On the more theoretical side, Google has published information about their use of machine learning algorithms to predict hardware failures before they occur. As machine learning becomes more mainstream, expect more products like these to arrive in the DevOps space.
Serverless has been a buzzword since AWS introduced AWS Lambda in 2014. Things have been heating up since then, as other providers and products have been getting in on the act.
The term “serverless computing” can be confusing—in part because servers still have to be involved at some level. Essentially, it describes a situation where the deployer of the application need not be concerned with where the code runs. It’s “serverless” in the sense that providing the servers is not something the developer needs to deal with. Typically, serverless applications are tightly coupled with their underlying computing platforms, so you need to be sure that you’re comfortable with that level of lock-in.

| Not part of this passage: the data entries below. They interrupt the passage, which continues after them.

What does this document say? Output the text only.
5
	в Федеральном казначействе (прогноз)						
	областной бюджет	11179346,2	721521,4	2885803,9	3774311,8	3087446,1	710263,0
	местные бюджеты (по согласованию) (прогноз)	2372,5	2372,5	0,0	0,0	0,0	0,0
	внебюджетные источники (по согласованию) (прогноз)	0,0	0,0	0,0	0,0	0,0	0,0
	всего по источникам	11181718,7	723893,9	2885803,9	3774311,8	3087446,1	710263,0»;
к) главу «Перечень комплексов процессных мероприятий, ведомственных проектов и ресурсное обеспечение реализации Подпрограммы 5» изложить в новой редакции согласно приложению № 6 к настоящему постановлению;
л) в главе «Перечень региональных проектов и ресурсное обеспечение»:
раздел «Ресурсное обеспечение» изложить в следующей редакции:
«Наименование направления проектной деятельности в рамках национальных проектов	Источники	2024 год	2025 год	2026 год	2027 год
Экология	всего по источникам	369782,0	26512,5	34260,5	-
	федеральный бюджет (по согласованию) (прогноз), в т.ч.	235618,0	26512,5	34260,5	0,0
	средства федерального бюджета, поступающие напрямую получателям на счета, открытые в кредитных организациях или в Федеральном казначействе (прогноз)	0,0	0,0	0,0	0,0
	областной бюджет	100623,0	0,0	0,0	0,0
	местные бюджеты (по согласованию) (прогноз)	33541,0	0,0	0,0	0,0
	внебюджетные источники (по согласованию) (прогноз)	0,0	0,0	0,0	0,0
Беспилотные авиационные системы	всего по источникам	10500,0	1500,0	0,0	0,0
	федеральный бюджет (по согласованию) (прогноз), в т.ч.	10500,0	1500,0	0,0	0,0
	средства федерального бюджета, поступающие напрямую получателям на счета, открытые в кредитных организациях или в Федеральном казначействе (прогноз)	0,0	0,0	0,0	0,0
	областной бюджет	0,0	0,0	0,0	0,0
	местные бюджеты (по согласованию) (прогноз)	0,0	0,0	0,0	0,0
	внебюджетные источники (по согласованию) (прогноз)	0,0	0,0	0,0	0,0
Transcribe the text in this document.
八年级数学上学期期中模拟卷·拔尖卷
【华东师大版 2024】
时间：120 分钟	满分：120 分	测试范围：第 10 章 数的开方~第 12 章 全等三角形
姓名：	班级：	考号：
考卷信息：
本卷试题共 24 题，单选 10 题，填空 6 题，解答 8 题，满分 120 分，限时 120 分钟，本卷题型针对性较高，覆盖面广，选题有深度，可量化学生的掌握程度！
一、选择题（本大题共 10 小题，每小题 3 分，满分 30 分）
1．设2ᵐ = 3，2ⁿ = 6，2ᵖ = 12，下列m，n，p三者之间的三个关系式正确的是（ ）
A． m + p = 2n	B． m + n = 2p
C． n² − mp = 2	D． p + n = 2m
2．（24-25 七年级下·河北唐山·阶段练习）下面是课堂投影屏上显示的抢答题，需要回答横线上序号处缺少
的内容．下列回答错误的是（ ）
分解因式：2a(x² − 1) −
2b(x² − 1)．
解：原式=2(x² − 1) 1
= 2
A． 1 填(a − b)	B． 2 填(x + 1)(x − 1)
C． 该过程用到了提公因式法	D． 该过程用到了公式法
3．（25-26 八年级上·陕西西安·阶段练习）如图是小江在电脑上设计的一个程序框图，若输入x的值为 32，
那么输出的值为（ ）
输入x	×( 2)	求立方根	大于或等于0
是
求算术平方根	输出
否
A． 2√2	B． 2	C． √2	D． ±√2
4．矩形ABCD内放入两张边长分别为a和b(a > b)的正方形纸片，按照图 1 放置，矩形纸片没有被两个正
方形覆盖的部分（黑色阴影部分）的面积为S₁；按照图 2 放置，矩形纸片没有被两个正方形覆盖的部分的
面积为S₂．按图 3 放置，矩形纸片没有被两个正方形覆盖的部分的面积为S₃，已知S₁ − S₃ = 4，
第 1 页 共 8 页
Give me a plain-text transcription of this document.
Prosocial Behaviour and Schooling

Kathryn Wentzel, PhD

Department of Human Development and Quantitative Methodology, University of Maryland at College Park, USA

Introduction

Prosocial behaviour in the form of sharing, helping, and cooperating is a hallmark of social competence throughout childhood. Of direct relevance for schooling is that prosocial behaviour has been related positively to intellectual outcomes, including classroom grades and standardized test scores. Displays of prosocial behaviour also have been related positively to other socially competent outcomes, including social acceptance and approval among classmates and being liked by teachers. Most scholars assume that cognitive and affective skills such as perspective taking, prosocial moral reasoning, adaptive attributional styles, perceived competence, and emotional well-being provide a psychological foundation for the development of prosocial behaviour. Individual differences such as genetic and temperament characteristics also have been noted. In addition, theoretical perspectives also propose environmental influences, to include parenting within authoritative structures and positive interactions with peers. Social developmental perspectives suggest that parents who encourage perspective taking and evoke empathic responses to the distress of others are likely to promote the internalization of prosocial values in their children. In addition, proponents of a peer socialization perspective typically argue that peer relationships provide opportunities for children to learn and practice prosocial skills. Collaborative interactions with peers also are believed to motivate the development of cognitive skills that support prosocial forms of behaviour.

“Shifting Left and Right” in CI/CD
The concepts of “shifting left” and, to a lesser extent, “shifting right” in CI/CD gained visibility this year. As release cycles get smaller and smaller, “shifting left” means making efficiency improvements by failing builds earlier in the release cycle—not just with standard application testing, but also with code linting, QA/security checks, and any other checks that can alert the developer to issues with their code as early in the process as possible.
“Shift-right” testing takes place in production (or production-like) environments. It is intended to bring problems to the surface in production before monitoring or user issues are raised.
These are just some of the more noteworthy trends we’ve been watching amidst the maelstrom of activity in the world of DevOps in 2019. The acronym “CALMS” (Culture, Automation, Lean, Measurement, Sharing) is a helpful way to structure thinking about DevOps tools and techniques and, going from 2019 to 2020, the 10 DevOps trends in this article certainly exemplify these principles!